Joeresthema 2011-2012
FACE 2 FACE
Zwei Gesichter, skizziert, einander gegenübergestellt auf gleicher Augenhöhe: so präsentiert sich das Logo unseres Themas für das Schuljahr 2011-2012. Bei diesem Thema, FACE2FACE, übersetzt: VON ANGESICHT ZU ANGESICHT , geht es um Kommunikation und Begegnung.
Wir möchten hier das Thema unter zwei Gesichtspunkten betrachten: a) die Kommunikation zwischen Menschen b) die Kommunikation mit Gott.

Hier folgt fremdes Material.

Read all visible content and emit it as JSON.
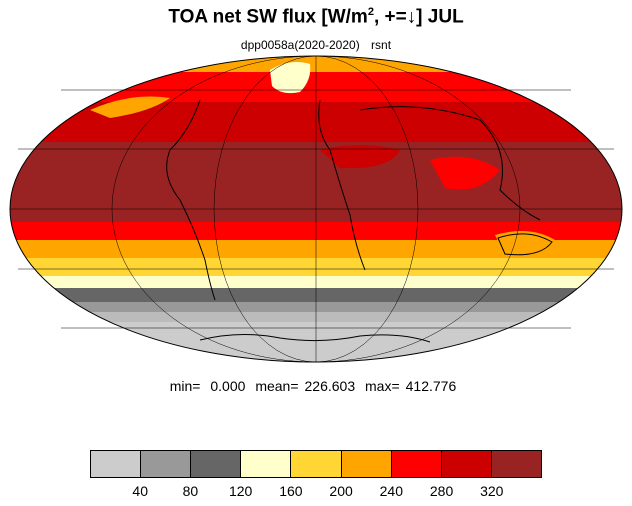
{
  "title": {
    "prefix": "TOA net SW flux [W/m",
    "superscript": "2",
    "suffix": ", +=↓]  JUL"
  },
  "subtitle": {
    "experiment": "dpp0058a(2020-2020)",
    "variable": "rsnt"
  },
  "stats": {
    "min_label": "min=",
    "min_value": "0.000",
    "mean_label": "mean=",
    "mean_value": "226.603",
    "max_label": "max=",
    "max_value": "412.776"
  },
  "colorbar": {
    "colors": [
      "#cccccc",
      "#999999",
      "#666666",
      "#ffffcc",
      "#ffd633",
      "#ffa500",
      "#ff0000",
      "#cc0000",
      "#992222"
    ],
    "tick_labels": [
      "40",
      "80",
      "120",
      "160",
      "200",
      "240",
      "280",
      "320"
    ]
  },
  "chart_data": {
    "type": "heatmap",
    "projection": "Mollweide",
    "legend_placement": "bottom",
    "zonal_bands_approx": [
      {
        "lat_range": [
          60,
          90
        ],
        "value_w_m2": 260
      },
      {
        "lat_range": [
          40,
          60
        ],
        "value_w_m2": 300
      },
      {
        "lat_range": [
          -15,
          40
        ],
        "value_w_m2": 340
      },
      {
        "lat_range": [
          -25,
          -15
        ],
        "value_w_m2": 260
      },
      {
        "lat_range": [
          -35,
          -25
        ],
        "value_w_m2": 210
      },
      {
        "lat_range": [
          -43,
          -35
        ],
        "value_w_m2": 150
      },
      {
        "lat_range": [
          -55,
          -43
        ],
        "value_w_m2": 90
      },
      {
        "lat_range": [
          -65,
          -55
        ],
        "value_w_m2": 50
      },
      {
        "lat_range": [
          -90,
          -65
        ],
        "value_w_m2": 20
      }
    ]
  }
}
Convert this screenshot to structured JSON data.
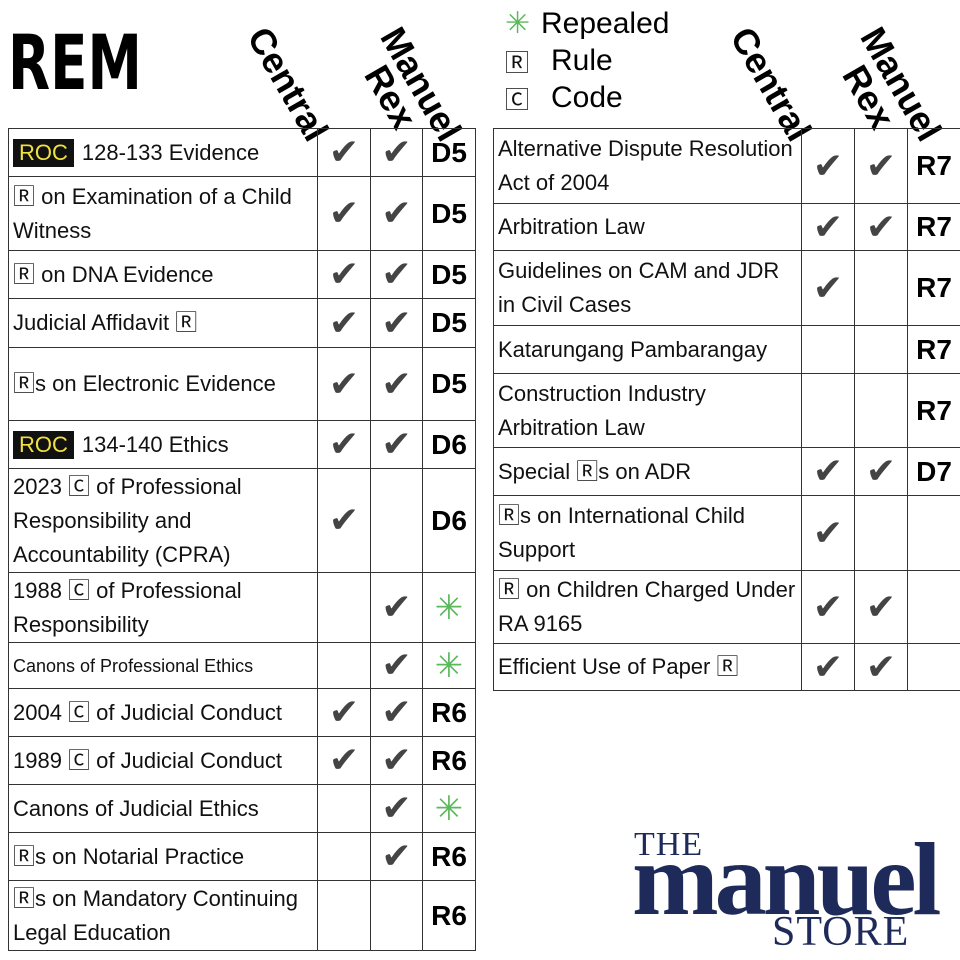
{
  "header": {
    "title": "REM"
  },
  "legend": [
    {
      "symbol": "✳",
      "label": "Repealed"
    },
    {
      "symbol": "🅁",
      "label": "Rule"
    },
    {
      "symbol": "🄲",
      "label": "Code"
    }
  ],
  "tables": [
    {
      "columns": [
        "Central",
        "Rex",
        "Manuel"
      ],
      "rows": [
        {
          "badge": "ROC",
          "title": "128-133 Evidence",
          "central": "✔",
          "rex": "✔",
          "manuel": "D5"
        },
        {
          "title": "🅁 on Examination of a Child Witness",
          "central": "✔",
          "rex": "✔",
          "manuel": "D5"
        },
        {
          "title": "🅁 on DNA Evidence",
          "central": "✔",
          "rex": "✔",
          "manuel": "D5"
        },
        {
          "title": "Judicial Affidavit 🅁",
          "central": "✔",
          "rex": "✔",
          "manuel": "D5"
        },
        {
          "title": "🅁s on Electronic Evidence",
          "central": "✔",
          "rex": "✔",
          "manuel": "D5"
        },
        {
          "badge": "ROC",
          "title": "134-140 Ethics",
          "central": "✔",
          "rex": "✔",
          "manuel": "D6"
        },
        {
          "title": "2023 🄲 of Professional Responsibility and Accountability (CPRA)",
          "central": "✔",
          "rex": null,
          "manuel": "D6"
        },
        {
          "title": "1988 🄲 of Professional Responsibility",
          "central": null,
          "rex": "✔",
          "manuel": "✳"
        },
        {
          "title": "Canons of Professional Ethics",
          "central": null,
          "rex": "✔",
          "manuel": "✳"
        },
        {
          "title": "2004 🄲 of Judicial Conduct",
          "central": "✔",
          "rex": "✔",
          "manuel": "R6"
        },
        {
          "title": "1989 🄲 of Judicial Conduct",
          "central": "✔",
          "rex": "✔",
          "manuel": "R6"
        },
        {
          "title": "Canons of Judicial Ethics",
          "central": null,
          "rex": "✔",
          "manuel": "✳"
        },
        {
          "title": "🅁s on Notarial Practice",
          "central": null,
          "rex": "✔",
          "manuel": "R6"
        },
        {
          "title": "🅁s on Mandatory Continuing Legal Education",
          "central": null,
          "rex": null,
          "manuel": "R6"
        }
      ]
    },
    {
      "columns": [
        "Central",
        "Rex",
        "Manuel"
      ],
      "rows": [
        {
          "title": "Alternative Dispute Resolution Act of 2004",
          "central": "✔",
          "rex": "✔",
          "manuel": "R7"
        },
        {
          "title": "Arbitration Law",
          "central": "✔",
          "rex": "✔",
          "manuel": "R7"
        },
        {
          "title": "Guidelines on CAM and JDR in Civil Cases",
          "central": "✔",
          "rex": null,
          "manuel": "R7"
        },
        {
          "title": "Katarungang Pambarangay",
          "central": null,
          "rex": null,
          "manuel": "R7"
        },
        {
          "title": "Construction Industry Arbitration Law",
          "central": null,
          "rex": null,
          "manuel": "R7"
        },
        {
          "title": "Special 🅁s on ADR",
          "central": "✔",
          "rex": "✔",
          "manuel": "D7"
        },
        {
          "title": "🅁s on International Child Support",
          "central": "✔",
          "rex": null,
          "manuel": null
        },
        {
          "title": "🅁 on Children Charged Under RA 9165",
          "central": "✔",
          "rex": "✔",
          "manuel": null
        },
        {
          "title": "Efficient Use of Paper 🅁",
          "central": "✔",
          "rex": "✔",
          "manuel": null
        }
      ]
    }
  ],
  "logo": {
    "top": "THE",
    "middle": "manuel",
    "bottom": "STORE"
  }
}
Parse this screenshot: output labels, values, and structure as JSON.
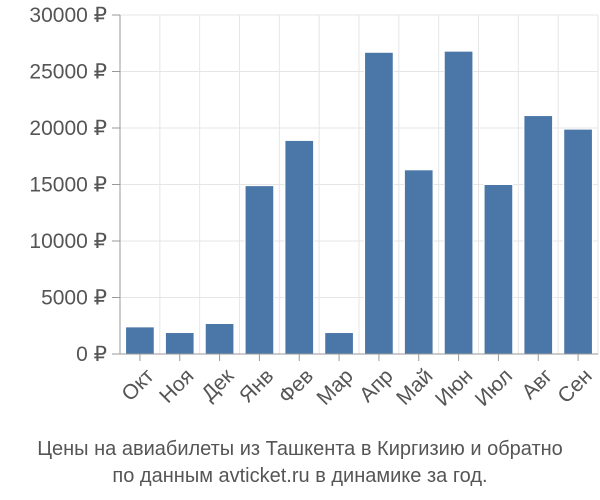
{
  "chart_data": {
    "type": "bar",
    "categories": [
      "Окт",
      "Ноя",
      "Дек",
      "Янв",
      "Фев",
      "Мар",
      "Апр",
      "Май",
      "Июн",
      "Июл",
      "Авг",
      "Сен"
    ],
    "values": [
      2400,
      1900,
      2700,
      14900,
      18900,
      1900,
      26700,
      16300,
      26800,
      15000,
      21100,
      19900
    ],
    "ylim": [
      0,
      30000
    ],
    "y_ticks": [
      0,
      5000,
      10000,
      15000,
      20000,
      25000,
      30000
    ],
    "y_tick_labels": [
      "0 ₽",
      "5000 ₽",
      "10000 ₽",
      "15000 ₽",
      "20000 ₽",
      "25000 ₽",
      "30000 ₽"
    ],
    "grid": true,
    "bar_color": "#4a76a8",
    "grid_color": "#e6e6e6",
    "caption": [
      "Цены на авиабилеты из Ташкента в Киргизию и обратно",
      "по данным avticket.ru в динамике за год."
    ]
  }
}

a) Die Kommunikation zwischen Menschen
Eine rezente Umfrage des Allensbacher Instituts für Demoskopie hält fest, dass in Deutschland Jugendliche moderne Kommunikationsformen dem direkten Gespräch vorziehen. Zwei Drittel der Bundesbürger unter zwanzig Jahren kommunizieren per Chat. Auβerdem ziehen rund fünfzig Prozent der Jugendlichen ein Telefonat oder eine SMS dem persönlichen Gespräch vor. Obwohl die modernen Kommunikationsmittel, darunter das beliebte Facebook, unser Zeitalter zum sogenannten Kommunikationszeitalter haben werden lassen, wird immer mehr die Qualität dieser Kommunikationsformen auch kritisch hinterfragt: entfernen uns moderne Kommunikationsmittel vielleicht mehr voneinander als dass sie uns zusammenbringen? Wird nicht vielleicht eher viel geplaudert und wenig kommuniziert? Was bedeutet es, wenn auf dem Facebook vermeldet steht: du hast 100, 200, ja 1500 Freunde? Welche Gefahren laufen unachtsame und unvoreingenommene Facebookbenutzer? Wer schaut und liest noch mit, wenn ich allzu Privates ins Netz setze? Auβerdem ist die Kommunikation über die neuen technischen Wege im Vergleich mit der Kommunikation Face 2 Face in vieler Hinsicht inkomplett. Wenn Menschen direkt miteinander sprechen, so geschieht Kommunikation nicht nur mit Worten. Kommunikationsspezialisten behaupten, Worte machten weniger als zwanzig Prozent der Kommunikation aus. Erst durch Stimme, Gesichtsausdruck und die gesamte Körpersprache wird deutlich, wie das Gesagte gemeint ist. Menschliche Nähe, Kommunikation von Angesicht zu Angesicht können niemals einfachhin ersetzt werden durch technische Hilfsmittel. Allerdings ist Facebook auch ein technisches Wunder mit politischer Sprengkraft: so sind die rezenten Volksbewegungen gegen die Diktaturen u.a.in Tunesien und Ägypten per Facebook gestartet worden.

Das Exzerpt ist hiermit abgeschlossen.